Le silence tomba dans l'appartement.
-Je sais pas si je peux te pardonner, de toute façon, Julian. Tu m'as engrossée quand j'avais vingt-deux ans, avant de me jeter lâchement. Pour ta défense, tu savais pas encore que j'étais enceinte, et moi non plus. Tu viens de l'apprendre. A l'époque, j'avais peur de te le dire. Bah, oui, comment t'allais réagir, hein, Julian ? Puis tu m'as quitté. J'ai compris que tout ce que tu voulais, c'était un coup de cul, rien de plus. Alors j'ai réfléchi. J'ai décidé de le garder, et de l'élever sans toi. Ouais, j'avais pas envie qu'il soit élevé par un père bourré constamment, sans boulot ; bref, le contraire d'un homme exemplaire. Je voulais qu'il ait une vie meilleure. Aujourd'hui, Lenny est la meilleure chose qui me soit arrivé. Mais y a eu toi, et y a eu cette connasse de maladie. Oui, hein, le bonheur ne peut jamais durer très longtemps.

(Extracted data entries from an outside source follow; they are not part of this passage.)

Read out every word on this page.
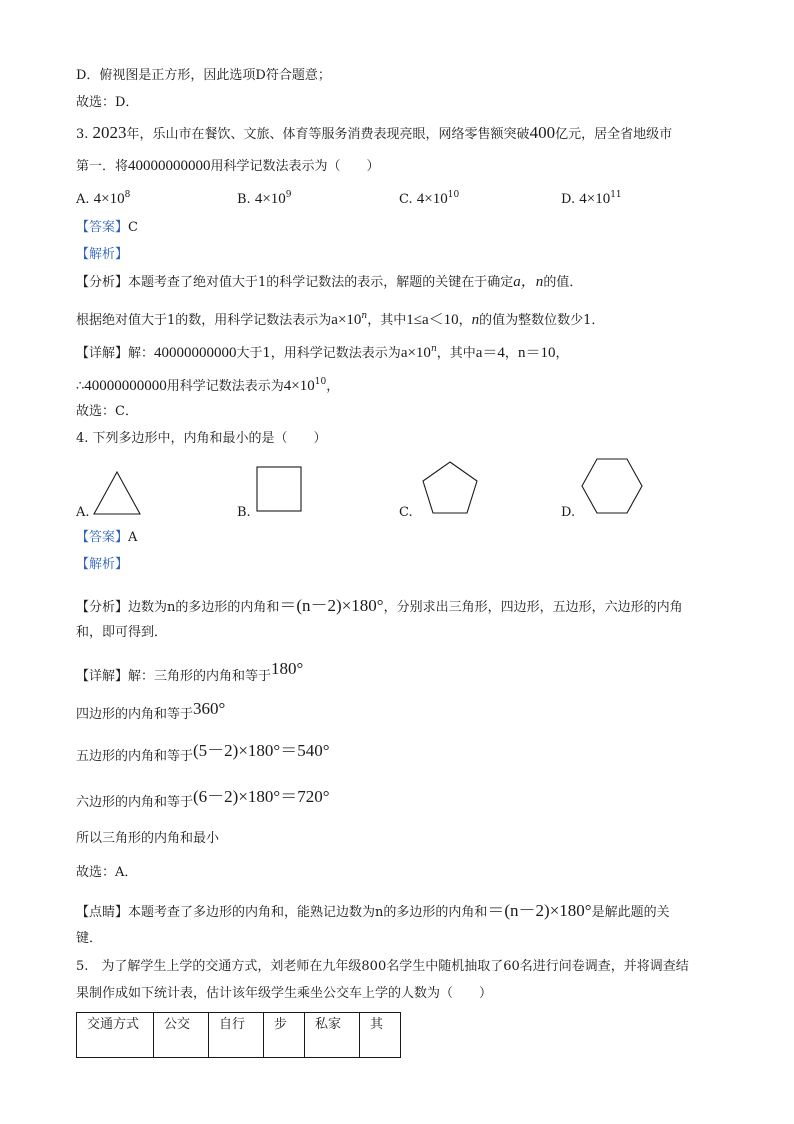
D．俯视图是正方形，因此选项D符合题意；
故选：D．
3. 2023年，乐山市在餐饮、文旅、体育等服务消费表现亮眼，网络零售额突破400亿元，居全省地级市
第一．将40000000000用科学记数法表示为（　　）
A. $4\times 10^8$	B. $4\times 10^9$	C. $4\times 10^{10}$	D. $4\times 10^{11}$
【答案】C
【解析】
【分析】本题考查了绝对值大于1的科学记数法的表示，解题的关键在于确定a，n的值．
根据绝对值大于1的数，用科学记数法表示为$a\times 10^n$，其中1≤a＜10，n的值为整数位数少1．
【详解】解：40000000000大于1，用科学记数法表示为$a\times 10^n$，其中a＝4，n＝10，
∴40000000000用科学记数法表示为$4\times 10^{10}$，
故选：C．
4. 下列多边形中，内角和最小的是（　　）
A.	B.	C.	D.
【答案】A
【解析】
【分析】边数为n的多边形的内角和＝(n－2)×180°，分别求出三角形，四边形，五边形，六边形的内角
和，即可得到．
【详解】解：三角形的内角和等于180°
四边形的内角和等于360°
五边形的内角和等于(5－2)×180°＝540°
六边形的内角和等于(6－2)×180°＝720°
所以三角形的内角和最小
故选：A．
【点睛】本题考查了多边形的内角和，能熟记边数为n的多边形的内角和＝(n－2)×180°是解此题的关
键．
5.　为了解学生上学的交通方式，刘老师在九年级800名学生中随机抽取了60名进行问卷调查，并将调查结
果制作成如下统计表，估计该年级学生乘坐公交车上学的人数为（　　）
交通方式	公交	自行	步	私家	其
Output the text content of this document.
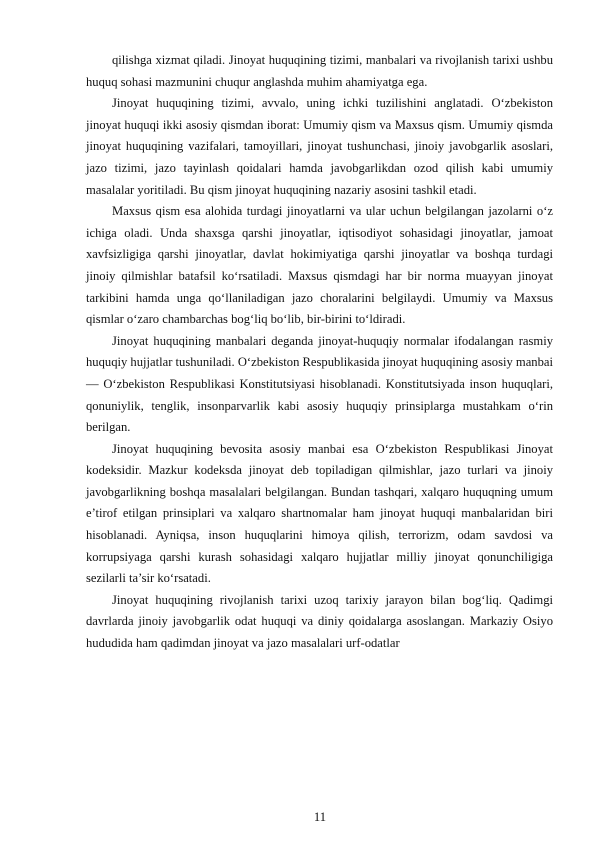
qilishga xizmat qiladi. Jinoyat huquqining tizimi, manbalari va rivojlanish tarixi ushbu huquq sohasi mazmunini chuqur anglashda muhim ahamiyatga ega.

Jinoyat huquqining tizimi, avvalo, uning ichki tuzilishini anglatadi. O‘zbekiston jinoyat huquqi ikki asosiy qismdan iborat: Umumiy qism va Maxsus qism. Umumiy qismda jinoyat huquqining vazifalari, tamoyillari, jinoyat tushunchasi, jinoiy javobgarlik asoslari, jazo tizimi, jazo tayinlash qoidalari hamda javobgarlikdan ozod qilish kabi umumiy masalalar yoritiladi. Bu qism jinoyat huquqining nazariy asosini tashkil etadi.

Maxsus qism esa alohida turdagi jinoyatlarni va ular uchun belgilangan jazolarni o‘z ichiga oladi. Unda shaxsga qarshi jinoyatlar, iqtisodiyot sohasidagi jinoyatlar, jamoat xavfsizligiga qarshi jinoyatlar, davlat hokimiyatiga qarshi jinoyatlar va boshqa turdagi jinoiy qilmishlar batafsil ko‘rsatiladi. Maxsus qismdagi har bir norma muayyan jinoyat tarkibini hamda unga qo‘llaniladigan jazo choralarini belgilaydi. Umumiy va Maxsus qismlar o‘zaro chambarchas bog‘liq bo‘lib, bir-birini to‘ldiradi.

Jinoyat huquqining manbalari deganda jinoyat-huquqiy normalar ifodalangan rasmiy huquqiy hujjatlar tushuniladi. O‘zbekiston Respublikasida jinoyat huquqining asosiy manbai — O‘zbekiston Respublikasi Konstitutsiyasi hisoblanadi. Konstitutsiyada inson huquqlari, qonuniylik, tenglik, insonparvarlik kabi asosiy huquqiy prinsiplarga mustahkam o‘rin berilgan.

Jinoyat huquqining bevosita asosiy manbai esa O‘zbekiston Respublikasi Jinoyat kodeksidir. Mazkur kodeksda jinoyat deb topiladigan qilmishlar, jazo turlari va jinoiy javobgarlikning boshqa masalalari belgilangan. Bundan tashqari, xalqaro huquqning umum e’tirof etilgan prinsiplari va xalqaro shartnomalar ham jinoyat huquqi manbalaridan biri hisoblanadi. Ayniqsa, inson huquqlarini himoya qilish, terrorizm, odam savdosi va korrupsiyaga qarshi kurash sohasidagi xalqaro hujjatlar milliy jinoyat qonunchiligiga sezilarli ta’sir ko‘rsatadi.

Jinoyat huquqining rivojlanish tarixi uzoq tarixiy jarayon bilan bog‘liq. Qadimgi davrlarda jinoiy javobgarlik odat huquqi va diniy qoidalarga asoslangan. Markaziy Osiyo hududida ham qadimdan jinoyat va jazo masalalari urf-odatlar

11
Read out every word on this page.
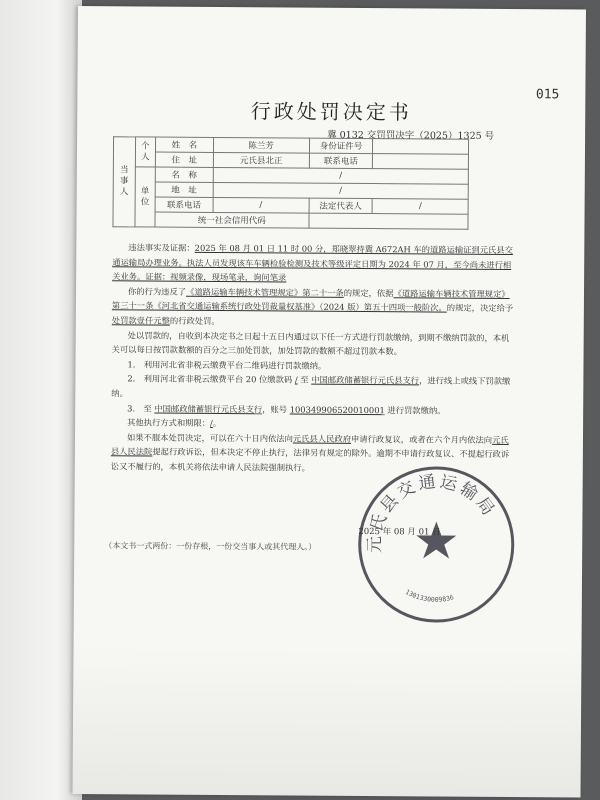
015
行政处罚决定书
冀 0132 交罚罚决字（2025）1325 号
当事人	个人	姓　名	陈兰芳	身份证件号	
		住　址	元氏县北正	联系电话	
	单位	名　称	/		
		地　址	/		
		联系电话	/	法定代表人	/
		统一社会信用代码			

违法事实及证据：2025 年 08 月 01 日 11 时 00 分，郑晓翠持冀 A672AH 车的道路运输证到元氏县交通运输局办理业务。执法人员发现该车车辆检验检测及技术等级评定日期为 2024 年 07 月，至今尚未进行相关业务。证据：视频录像，现场笔录，询问笔录

你的行为违反了《道路运输车辆技术管理规定》第二十一条的规定，依据《道路运输车辆技术管理规定》第三十一条《河北省交通运输系统行政处罚裁量权基准》（2024 版）第五十四项一般阶次。的规定，决定给予处罚款壹仟元整的行政处罚。

处以罚款的，自收到本决定书之日起十五日内通过以下任一方式进行罚款缴纳，到期不缴纳罚款的，本机关可以每日按罚款数额的百分之三加处罚款，加处罚款的数额不超过罚款本数。

1.　利用河北省非税云缴费平台二维码进行罚款缴纳。

2.　利用河北省非税云缴费平台 20 位缴款码 / 至 中国邮政储蓄银行元氏县支行，进行线上或线下罚款缴纳。

3.　至 中国邮政储蓄银行元氏县支行，账号 100349906520010001 进行罚款缴纳。

其他执行方式和期限：/。

如果不服本处罚决定，可以在六十日内依法向元氏县人民政府申请行政复议，或者在六个月内依法向元氏县人民法院提起行政诉讼，但本决定不停止执行，法律另有规定的除外。逾期不申请行政复议、不提起行政诉讼又不履行的，本机关将依法申请人民法院强制执行。

元氏县交通运输局
1301330009836
2025 年 08 月 01 日
（本文书一式两份：一份存根，一份交当事人或其代理人。）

-J'suis désolé, Aura, je...
-Tais-toi. Ah, depuis quatorze ans, j'ai des choses à te dire. Voilà, je vais te les dire maintenant. Non, je ne te pardonne pas. Evidemment que je ne te pardonne pas. Bordel, comment ai-je pu tomber amoureuse de toi ? Comment ai-je pu être aussi conne ? Comment ai-je fait pour ne pas comprendre que ce que tu voulais, c'était un plan cul ? Car, oui, je t'aimais, Julian ! J'aimais même tes défauts ! Je ne t'aimais pas pour un soir, je voulais t'aimer pour la vie. J'ai été stupide de penser que tu ressentais la même chose ! Aujourd'hui, tu as beau dire que tu as changé, tu as quand même brisé ma vie. Quand on appris la maladie de Lenny, la première chose qu'il m'a demandé, c'est de lui faire rencontrer son papa avant de mourir. J'étais pas d'accord. Mais pour lui, c'était important, et j'ai dit oui. Je pensais que j'arriverai un jour à te pardonner, mais non, quatorze ans sont passés et j'ai décidé de ne pas te pardonner, Julian. Aura se tourna vers son fils, fouilla dans la poche de son jean noir et lui lança les clés de la Audi noire garée en bas de l'immeuble. S'il-te-plaît, Lenny, va m'attendre en bas, voilà les clés. J'arrive. Puis elle s'adressa à Julian : Adieu, Julian. J'ai fait tout ça pour faire plaisir au gamin. J'ai pas fait ces choses pour que nous nous retrouvions, toi et moi. Peu importe ce que tu as pu penser, oublies tout. Tu te faisais certainement des films."